Because Without Cause: Non-Causal Explanations in Science and Mathematics

by Marc Lange

Not all scientific explanations work by describing causal connections between events or the world’s overall causal structure. Some mathematical proofs explain why the theorems being proved hold. In this book, Marc Lange proposes philosophical accounts of many kinds of non-causal explanations in science and mathematics. These topics have been unjustly neglected in the philosophy of science and mathematics.

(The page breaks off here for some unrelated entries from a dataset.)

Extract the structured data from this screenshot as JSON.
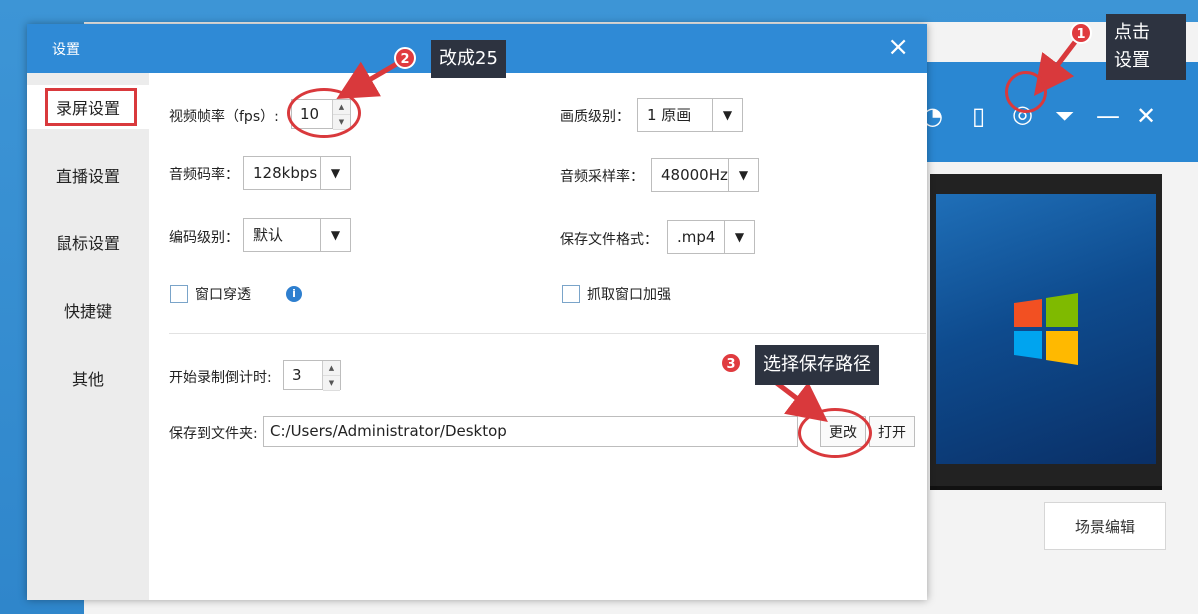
{
  "dialog": {
    "title": "设置",
    "close_icon": "×"
  },
  "sidebar": {
    "items": [
      {
        "label": "录屏设置",
        "active": true
      },
      {
        "label": "直播设置",
        "active": false
      },
      {
        "label": "鼠标设置",
        "active": false
      },
      {
        "label": "快捷键",
        "active": false
      },
      {
        "label": "其他",
        "active": false
      }
    ]
  },
  "settings": {
    "fps_label": "视频帧率（fps）:",
    "fps_value": "10",
    "quality_label": "画质级别：",
    "quality_value": "1 原画",
    "audio_bitrate_label": "音频码率：",
    "audio_bitrate_value": "128kbps",
    "sample_rate_label": "音频采样率：",
    "sample_rate_value": "48000Hz",
    "encoder_label": "编码级别：",
    "encoder_value": "默认",
    "format_label": "保存文件格式：",
    "format_value": ".mp4",
    "window_pass_label": "窗口穿透",
    "window_capture_label": "抓取窗口加强",
    "countdown_label": "开始录制倒计时:",
    "countdown_value": "3",
    "folder_label": "保存到文件夹:",
    "folder_value": "C:/Users/Administrator/Desktop",
    "change_button": "更改",
    "open_button": "打开"
  },
  "annotations": {
    "badge_1": "1",
    "callout_1": "点击\n设置",
    "badge_2": "2",
    "callout_2": "改成25",
    "badge_3": "3",
    "callout_3": "选择保存路径",
    "accent_red": "#d9393c"
  },
  "background": {
    "scene_button": "场景编辑"
  }
}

One important kind of non-causal scientific explanation is termed explanation by constraint. These explanations work by providing information about what makes certain facts especially inevitable – more necessary than the ordinary laws of nature connecting causes to their effects. Facts explained in this way transcend the hurly-burly of cause and effect. Many physicists have regarded the laws of kinematics, the great conservation laws, the coordinate transformations, and the parallelogram of forces as having explanations by constraint. This book presents an original account of explanations by constraint, concentrating on a variety of examples from classical physics and special relativity.

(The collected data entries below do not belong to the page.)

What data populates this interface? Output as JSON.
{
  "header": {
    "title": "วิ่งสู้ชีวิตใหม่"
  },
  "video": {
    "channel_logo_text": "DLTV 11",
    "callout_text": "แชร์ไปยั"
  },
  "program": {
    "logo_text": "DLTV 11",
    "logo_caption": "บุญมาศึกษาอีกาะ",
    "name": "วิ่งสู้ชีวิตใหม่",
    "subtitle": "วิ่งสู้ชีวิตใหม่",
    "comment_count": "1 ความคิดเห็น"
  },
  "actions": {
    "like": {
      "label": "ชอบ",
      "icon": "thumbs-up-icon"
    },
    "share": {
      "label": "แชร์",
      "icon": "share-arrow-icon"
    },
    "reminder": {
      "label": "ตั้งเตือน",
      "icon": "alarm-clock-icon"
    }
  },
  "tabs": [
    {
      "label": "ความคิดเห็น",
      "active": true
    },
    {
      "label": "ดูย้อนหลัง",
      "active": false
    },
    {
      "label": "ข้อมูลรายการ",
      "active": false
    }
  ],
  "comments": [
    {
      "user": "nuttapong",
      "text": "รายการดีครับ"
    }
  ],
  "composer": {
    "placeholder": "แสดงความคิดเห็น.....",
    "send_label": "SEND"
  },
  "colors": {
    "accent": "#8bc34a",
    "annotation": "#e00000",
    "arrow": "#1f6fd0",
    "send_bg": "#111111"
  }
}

This book also offers original accounts of several other varieties of non-causal scientific explanation. Dimensional explanations work by showing how some law of nature arises merely from the dimensional relations among the quantities involved. Really statistical explanations include explanations that appeal to regression toward the mean and other canonical manifestations of chance. Lange provides an original account of what makes certain mathematical proofs but not others explain what they prove. Mathematical explanation connects to a host of other important mathematical ideas, including coincidences in mathematics, the significance of giving multiple proofs of the same result, and natural properties in mathematics. Introducing many examples drawn from actual science and mathematics, with extended discussions of examples from Lagrange, Desargues, Thomson, Sylvester, Maxwell, Rayleigh, Einstein, and Feynman, Because Without Cause‘s proposals and examples should set the agenda for future work on non-causal explanation.

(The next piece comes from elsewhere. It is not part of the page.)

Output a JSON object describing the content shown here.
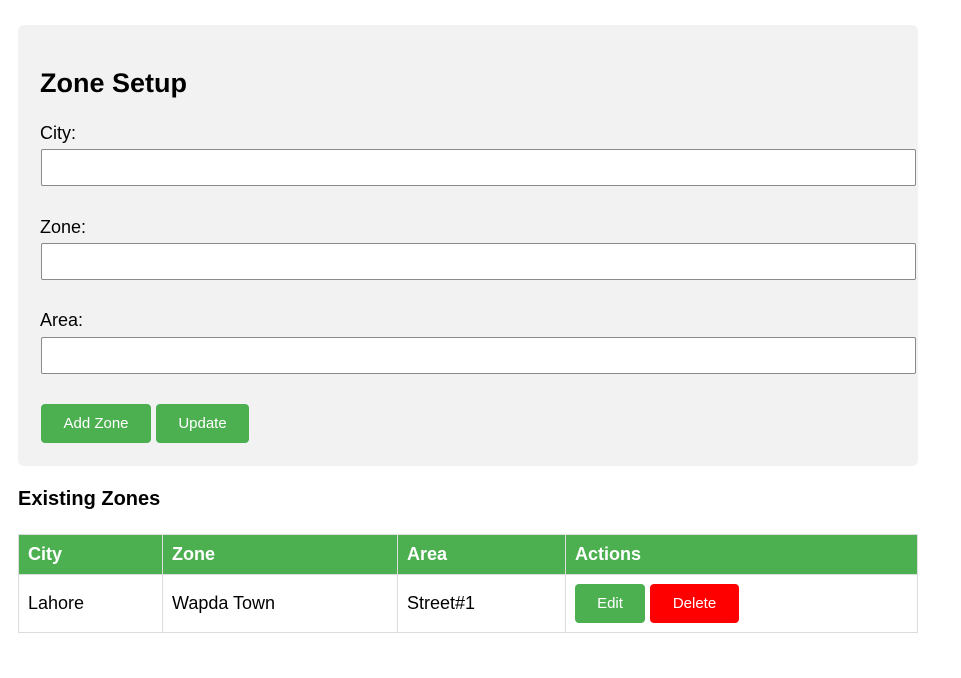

Reviews for Because Without Cause

I think that even the (partially or totally) unconvinced reader will agree on the exceptional quality and ‘mighty’ character of Because Without Cause

• Molinini in Philosophia Mathematica

Lange’s book is the ideal starting point for building further bridges between philosophical debates — inside and outside of philosophy of science — that are largely disconnected: work on explanations in science, mathematics, and philosophy… Even if one is ultimately not convinced by Lange’s pluralism, any other approach to non-causal and causal explanations (such as monism and particularism) will have to be developed in response to Lange’s splendid work.

• Reutlinger in Notre Dame Philosophical Reviews

This is a tremendous book. It brings together and synthesises Marc Lange’s highly original work over the past decade on non-causal explanation in science and mathematics. Like much of Lange’s oeuvre, it represents naturalistic metaphysics of science that draws inspiration and support from a wealth of detailed, carefully researched examples from the sciences, going back to the early nineteenth century and beyond. … The way in which these examples are coupled with open-minded—dare I say adventurous—metaphysics of modality makes for an exciting and thought-provoking read.

• Saatsi in Metascience

It exemplifies the methodology of integrating history and philosophy of science to full effect. Almost every example, of literally dozens, is new to the discussion and shows both careful attention to historical detail and impressive familiarity with the finer points of the relevant mathematics and physics. … It is a fully prepared feast of new material for philosophers, especially but not only philosophers of science, to dive into, argue against, add to, refine, or apply to further discussions.